Friday is when I finally figured out the routine. I spent the morning hour playing with all the babies in the big room. All the older ones, Angel, Kent, Jeremy, Chabonwa, Helen, Candace, Petra, Rita, and Chilala climbed over any free part of me. They were lined up sitting on my legs, sitting on my shoulders, and fighting each other for the spot closest to my face while trying to all feed me a bite of their morning biscuit. I couldn’t help but laugh. I started taking them out to play and learn one by one and I enjoy this time immensely because it is when truly see their personalities and over time, I hope they warm up to me and I discover how smart they are. They get excited to repeat words, say animal sounds, sing songs, and play with the shape sorter and blocks. They have some brilliant imaginations. Meag and the aunties do such an incredible job at making these babies feel loved and special.

Before the little ones go down, I usually get a chance to feed them their bottles, sing with them, give them tummy time, and encourage them to crawl while they drool with happiness.

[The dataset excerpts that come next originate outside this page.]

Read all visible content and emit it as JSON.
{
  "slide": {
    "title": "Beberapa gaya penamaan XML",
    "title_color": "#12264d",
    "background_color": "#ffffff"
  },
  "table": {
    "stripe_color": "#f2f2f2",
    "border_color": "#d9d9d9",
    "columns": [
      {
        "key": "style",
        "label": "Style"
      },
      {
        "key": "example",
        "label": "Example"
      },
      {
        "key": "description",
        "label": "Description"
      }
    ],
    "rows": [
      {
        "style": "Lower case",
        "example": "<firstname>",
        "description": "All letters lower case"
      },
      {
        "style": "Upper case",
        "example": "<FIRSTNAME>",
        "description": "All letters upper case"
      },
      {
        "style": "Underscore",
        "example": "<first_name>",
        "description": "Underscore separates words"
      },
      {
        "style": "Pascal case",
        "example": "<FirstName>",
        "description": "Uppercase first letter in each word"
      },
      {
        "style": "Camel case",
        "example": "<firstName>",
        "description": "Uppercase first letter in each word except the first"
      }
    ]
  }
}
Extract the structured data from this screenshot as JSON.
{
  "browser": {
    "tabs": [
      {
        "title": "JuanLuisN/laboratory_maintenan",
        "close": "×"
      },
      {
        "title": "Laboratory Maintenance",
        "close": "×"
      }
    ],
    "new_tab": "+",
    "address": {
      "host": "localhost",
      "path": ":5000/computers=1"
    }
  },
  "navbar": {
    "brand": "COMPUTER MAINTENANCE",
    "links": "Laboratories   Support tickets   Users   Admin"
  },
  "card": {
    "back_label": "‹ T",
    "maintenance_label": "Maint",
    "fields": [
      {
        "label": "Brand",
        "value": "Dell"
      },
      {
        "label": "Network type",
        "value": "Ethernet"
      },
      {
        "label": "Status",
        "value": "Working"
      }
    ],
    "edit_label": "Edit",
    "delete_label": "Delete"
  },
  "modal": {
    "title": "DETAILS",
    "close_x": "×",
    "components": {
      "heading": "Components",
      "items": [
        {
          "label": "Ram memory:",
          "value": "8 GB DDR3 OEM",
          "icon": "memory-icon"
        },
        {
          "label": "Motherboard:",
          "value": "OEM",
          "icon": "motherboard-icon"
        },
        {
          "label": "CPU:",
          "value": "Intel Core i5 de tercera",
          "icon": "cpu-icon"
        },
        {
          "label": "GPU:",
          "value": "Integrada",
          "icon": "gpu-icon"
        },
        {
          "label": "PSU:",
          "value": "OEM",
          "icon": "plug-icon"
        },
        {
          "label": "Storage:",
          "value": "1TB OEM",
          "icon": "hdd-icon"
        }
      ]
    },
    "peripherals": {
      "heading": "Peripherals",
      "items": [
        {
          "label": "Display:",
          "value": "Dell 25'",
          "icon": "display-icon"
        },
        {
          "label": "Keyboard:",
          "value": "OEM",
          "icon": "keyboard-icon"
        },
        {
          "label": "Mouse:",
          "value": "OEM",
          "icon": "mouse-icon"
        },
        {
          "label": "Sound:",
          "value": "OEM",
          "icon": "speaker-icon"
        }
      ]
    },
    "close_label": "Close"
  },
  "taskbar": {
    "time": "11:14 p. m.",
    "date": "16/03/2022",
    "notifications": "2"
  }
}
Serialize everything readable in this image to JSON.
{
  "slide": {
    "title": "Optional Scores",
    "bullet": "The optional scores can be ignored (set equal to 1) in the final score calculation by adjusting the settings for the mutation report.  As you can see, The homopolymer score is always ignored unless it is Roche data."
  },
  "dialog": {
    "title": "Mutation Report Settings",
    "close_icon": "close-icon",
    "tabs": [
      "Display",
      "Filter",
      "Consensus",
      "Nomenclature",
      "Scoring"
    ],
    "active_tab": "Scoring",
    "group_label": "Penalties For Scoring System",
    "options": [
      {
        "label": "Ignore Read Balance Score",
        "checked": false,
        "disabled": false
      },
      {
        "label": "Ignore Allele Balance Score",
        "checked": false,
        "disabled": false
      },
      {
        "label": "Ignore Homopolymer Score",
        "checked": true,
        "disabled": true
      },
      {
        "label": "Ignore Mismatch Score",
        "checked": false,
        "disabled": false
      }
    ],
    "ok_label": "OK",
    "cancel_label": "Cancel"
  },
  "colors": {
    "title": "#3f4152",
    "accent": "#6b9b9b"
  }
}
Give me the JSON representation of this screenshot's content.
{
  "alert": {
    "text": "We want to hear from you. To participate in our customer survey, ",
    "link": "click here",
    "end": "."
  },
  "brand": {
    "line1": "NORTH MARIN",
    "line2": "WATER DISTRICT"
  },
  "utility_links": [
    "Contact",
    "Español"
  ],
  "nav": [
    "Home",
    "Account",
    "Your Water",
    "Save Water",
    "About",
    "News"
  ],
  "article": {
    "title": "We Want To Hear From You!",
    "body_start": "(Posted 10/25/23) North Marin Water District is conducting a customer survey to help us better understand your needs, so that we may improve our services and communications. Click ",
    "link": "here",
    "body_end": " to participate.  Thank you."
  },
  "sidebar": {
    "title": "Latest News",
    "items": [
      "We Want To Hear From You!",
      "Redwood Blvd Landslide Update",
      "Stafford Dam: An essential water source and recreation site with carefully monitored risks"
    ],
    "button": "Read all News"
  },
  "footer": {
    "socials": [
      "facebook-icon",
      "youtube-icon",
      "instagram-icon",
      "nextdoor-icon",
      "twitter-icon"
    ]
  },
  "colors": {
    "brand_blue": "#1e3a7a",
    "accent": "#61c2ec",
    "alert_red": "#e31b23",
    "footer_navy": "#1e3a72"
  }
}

I’m so thankful that I can be here to celebrate each new day of discovery and milestones gained.

In the afternoons, I spend time outside with them swinging, sliding, or reading books. In the last hour is when I usually spend time with Jonah, a sweet boy that I am privileged to spend an hour with everyday. We play with blocks, read, swing, nap, sing, talk walks, and marvel at the shape sorter. He’s been sick, hurting, and overall doesn’t feel well everyday, but hopefully engaging in the world around him everyday will be beneficial.

Next week, I will be in Haven 1 with a new routine and new babies so that will be an adjustment for a new schedule but a positive experience nonetheless.

I just wanted to give a small overview of what the last week was like and a little piece of what our internship really looked like. Other posts will have more life lessons and learning experiences in store. It’s truly a privilege to be here.

God has been and continues to be so good to me.